Further, they noted there was not enough evidence to definitively decide the optimal meal timing and frequency. They also wrote that meal timing and frequency might depend as much on the amount of time between eating as the type and amounts of energy consumed. They mentioned, too, that eating speed could influence eating frequency.

The researchers recommended that future studies include racially/ethnically diverse samples because dietary intake, meal frequency and meal timing vary based on cultures. In addition, they said more research was needed to understand the dietary patterns of children, adolescents and older adults and how affect cardiovascular disease risk.

“Although more direct translational research is still needed, these data suggest that intervening on meal timing and frequency may be beneficial,” the researchers wrote. “By focusing on meal frequency and timing as an intervention target, patients may directly address poor dietary quality without the need to deal with calorie restriction to promote weight loss.

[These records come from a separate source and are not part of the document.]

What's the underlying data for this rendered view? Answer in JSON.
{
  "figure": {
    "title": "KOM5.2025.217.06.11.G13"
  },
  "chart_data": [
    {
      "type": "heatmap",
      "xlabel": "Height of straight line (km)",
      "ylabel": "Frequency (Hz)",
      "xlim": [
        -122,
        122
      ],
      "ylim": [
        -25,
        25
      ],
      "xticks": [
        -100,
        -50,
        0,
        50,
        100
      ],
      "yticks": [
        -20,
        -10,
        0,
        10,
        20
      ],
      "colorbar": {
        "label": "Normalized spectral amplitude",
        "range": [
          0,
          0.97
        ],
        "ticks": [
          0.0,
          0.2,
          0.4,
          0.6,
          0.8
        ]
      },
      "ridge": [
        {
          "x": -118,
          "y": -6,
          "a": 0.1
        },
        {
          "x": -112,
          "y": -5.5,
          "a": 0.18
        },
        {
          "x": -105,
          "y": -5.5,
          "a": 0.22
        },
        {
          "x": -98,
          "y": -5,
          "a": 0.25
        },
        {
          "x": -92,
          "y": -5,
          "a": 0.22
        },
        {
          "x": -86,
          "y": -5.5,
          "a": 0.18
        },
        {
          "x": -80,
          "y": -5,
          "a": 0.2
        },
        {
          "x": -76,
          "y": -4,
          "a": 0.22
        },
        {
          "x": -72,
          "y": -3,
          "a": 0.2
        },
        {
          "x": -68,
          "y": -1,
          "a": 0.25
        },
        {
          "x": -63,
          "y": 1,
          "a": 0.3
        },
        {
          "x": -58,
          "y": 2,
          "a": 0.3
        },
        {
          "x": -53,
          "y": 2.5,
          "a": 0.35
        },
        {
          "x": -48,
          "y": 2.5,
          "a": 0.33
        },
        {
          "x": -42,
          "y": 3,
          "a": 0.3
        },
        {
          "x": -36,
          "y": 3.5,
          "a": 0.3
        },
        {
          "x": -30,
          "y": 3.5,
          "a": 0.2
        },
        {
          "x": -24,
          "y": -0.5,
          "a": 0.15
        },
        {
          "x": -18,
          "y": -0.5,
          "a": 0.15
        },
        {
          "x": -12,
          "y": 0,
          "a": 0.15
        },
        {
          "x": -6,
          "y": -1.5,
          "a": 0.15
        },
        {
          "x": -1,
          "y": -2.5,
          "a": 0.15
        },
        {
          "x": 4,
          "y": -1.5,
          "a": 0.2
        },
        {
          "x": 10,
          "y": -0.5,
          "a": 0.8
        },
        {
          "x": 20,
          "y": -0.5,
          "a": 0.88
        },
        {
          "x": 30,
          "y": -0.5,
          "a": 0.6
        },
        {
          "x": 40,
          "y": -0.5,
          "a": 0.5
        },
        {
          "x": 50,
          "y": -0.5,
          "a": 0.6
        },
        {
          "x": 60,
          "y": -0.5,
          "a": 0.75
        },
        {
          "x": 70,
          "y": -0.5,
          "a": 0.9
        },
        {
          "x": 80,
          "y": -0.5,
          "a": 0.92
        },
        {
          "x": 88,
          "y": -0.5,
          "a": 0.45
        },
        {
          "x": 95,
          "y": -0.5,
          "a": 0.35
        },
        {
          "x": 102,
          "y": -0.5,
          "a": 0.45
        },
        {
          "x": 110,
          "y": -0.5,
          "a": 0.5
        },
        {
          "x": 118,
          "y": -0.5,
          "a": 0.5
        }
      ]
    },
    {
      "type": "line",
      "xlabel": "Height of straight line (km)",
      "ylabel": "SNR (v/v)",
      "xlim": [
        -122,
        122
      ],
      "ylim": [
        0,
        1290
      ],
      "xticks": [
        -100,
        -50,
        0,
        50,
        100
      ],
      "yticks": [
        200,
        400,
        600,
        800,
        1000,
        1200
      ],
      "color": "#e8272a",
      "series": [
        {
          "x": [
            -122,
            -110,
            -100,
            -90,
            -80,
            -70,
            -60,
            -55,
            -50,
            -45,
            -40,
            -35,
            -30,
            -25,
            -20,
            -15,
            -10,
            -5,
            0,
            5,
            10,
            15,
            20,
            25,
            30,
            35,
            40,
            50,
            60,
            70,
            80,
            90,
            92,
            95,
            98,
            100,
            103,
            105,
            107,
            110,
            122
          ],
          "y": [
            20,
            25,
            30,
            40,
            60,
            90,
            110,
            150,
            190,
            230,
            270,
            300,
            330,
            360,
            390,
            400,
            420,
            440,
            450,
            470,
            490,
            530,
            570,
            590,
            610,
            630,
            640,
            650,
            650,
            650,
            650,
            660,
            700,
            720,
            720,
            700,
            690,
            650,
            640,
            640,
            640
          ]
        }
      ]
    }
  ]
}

Ultimately, the clinician’s goal may be to help the patient spread energy intake over a defined portion of the day in a more balanced way rather than limited to 1 segment of the day or continuously over long periods of time (ie, grazing). This does not mean that TEI and macronutrient balance can be ignored but simply that the frequency and timing of intake are the basis for building the structure for intentional eating.”